Sur le plan intérieur des Etats-Unis :
L’arrêt du financement de l’USAID n’impacte pas que les pays étrangers, elle a également des répercussions nationales. L’Agence étant le principal fournisseur d’aide alimentaire humanitaire mondiale, cela a également entrainé la fin des contrats gouvernementaux avec les agriculteurs. En 2020, le gouvernement fédéral a acheté 2 milliards de dollars d’aides alimentaires aux agriculteurs américains. Bien que ce montant ne représente qu’une faible part du marché agricole, il assure tout de même la stabilité de ces employés contractuels et comble un déficit de demande pour certaines céréales.

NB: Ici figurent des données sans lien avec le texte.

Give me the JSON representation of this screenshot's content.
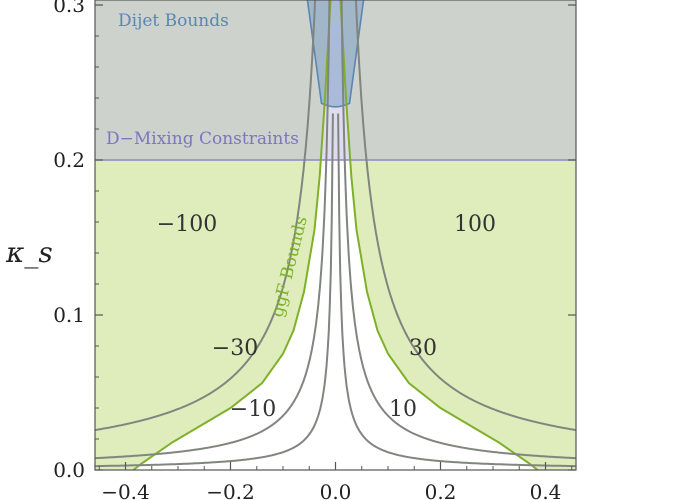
{
  "chart_data": {
    "type": "contour",
    "title": "",
    "xlabel": "",
    "ylabel": "κ_s",
    "xlim": [
      -0.45,
      0.45
    ],
    "ylim": [
      0.0,
      0.32
    ],
    "x_ticks": [
      -0.4,
      -0.2,
      0.0,
      0.2,
      0.4
    ],
    "x_tick_labels": [
      "−0.4",
      "−0.2",
      "0.0",
      "0.2",
      "0.4"
    ],
    "y_ticks": [
      0.0,
      0.1,
      0.2,
      0.3
    ],
    "y_tick_labels": [
      "0.0",
      "0.1",
      "0.2",
      "0.3"
    ],
    "contours": [
      {
        "label": "10",
        "side": "right",
        "k": 0.00115
      },
      {
        "label": "30",
        "side": "right",
        "k": 0.0035
      },
      {
        "label": "100",
        "side": "right",
        "k": 0.0118
      },
      {
        "label": "−10",
        "side": "left",
        "k": 0.00115
      },
      {
        "label": "−30",
        "side": "left",
        "k": 0.0035
      },
      {
        "label": "−100",
        "side": "left",
        "k": 0.0118
      }
    ],
    "regions": {
      "ggf": {
        "label": "ggF Bounds",
        "color": "#7fb02a",
        "fill": "#d9eab2",
        "allowed_boundary": [
          [
            0.006,
            0.32
          ],
          [
            0.01,
            0.3
          ],
          [
            0.02,
            0.24
          ],
          [
            0.03,
            0.19
          ],
          [
            0.04,
            0.155
          ],
          [
            0.06,
            0.115
          ],
          [
            0.08,
            0.09
          ],
          [
            0.1,
            0.075
          ],
          [
            0.14,
            0.056
          ],
          [
            0.2,
            0.04
          ],
          [
            0.26,
            0.028
          ],
          [
            0.31,
            0.018
          ],
          [
            0.34,
            0.011
          ],
          [
            0.37,
            0.004
          ],
          [
            0.385,
            0.0
          ]
        ]
      },
      "dmixing": {
        "label": "D−Mixing Constraints",
        "color": "#8e88c8",
        "fill": "#b7b2de",
        "kappa_s_min": 0.2
      },
      "dijet": {
        "label": "Dijet Bounds",
        "color": "#5a86b3",
        "fill": "#7d9fc6",
        "vertex": [
          0.0,
          0.234
        ],
        "slope": 1.35
      }
    }
  }
}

La fermeture brutale de l’USAID soulève également des questions de démocratie et de légalité aux Etats-Unis, car les mesures prises par l’administration Trump sapent l’autorité du Congrès. La création et la suppression d’agences nécessitent l’approbation de ce dernier. L’USAID fut créée par la loi sur l’assistance étrangère du Congrès. Cependant, aucune demande de dissolution de l’USAID n’a été présentée au pouvoir législatif. Ces décisions sont guidées par le Département de l’efficacité gouvernementale, un organisme contractuel temporaire. Le démantèlement de l’Agence a déclenché une vague de poursuite judicaires à travers les Etats-Unis. Dissoudre l’USAID de cette manière étant illégal, l’issue de ces poursuites et les suites qui en découleront requièrent une attention particulière.
Conclusion
La suppression de l’USAID aggrave la situation des Etats-Unis et du monde. Les pays bénéficiaires auront du mal à combler le déficit, surtout les plus pauvres en situation difficile. Cette suppression crée également des problèmes pour lest Etats-Unis. À une époque où les nations continuent de rivaliser, l’isolement des Etats-Unis en matière d’aide étrangère pourrait permettre à d’autres pays d’étendre leur influence. De même, les relations diplomatiques pourraient être affaiblies par une rupture de l’aide. Les citoyens américains en subissent également les conséquences, avec des licenciements massifs et l’annulation de contrat entre le gouvernement et les agriculteurs. Cette situation mondiale doit être surveillée de près. Surtout les foyers de crises dues aux conflits et aux catastrophes naturelles se démultiplient à travers le monde – le Proche et Moyen Orient, le Sahel, l’est de la RDC, le Soudan, Russie-Ukraine… De plus, une étude publiée dans Revue médicale Lancet prévoit que plus de 14 millions de décès supplémentaires, dont 4.5 millions d’enfants, pourraient survenir dans le monde en raison de la suppression de l’aide américaine.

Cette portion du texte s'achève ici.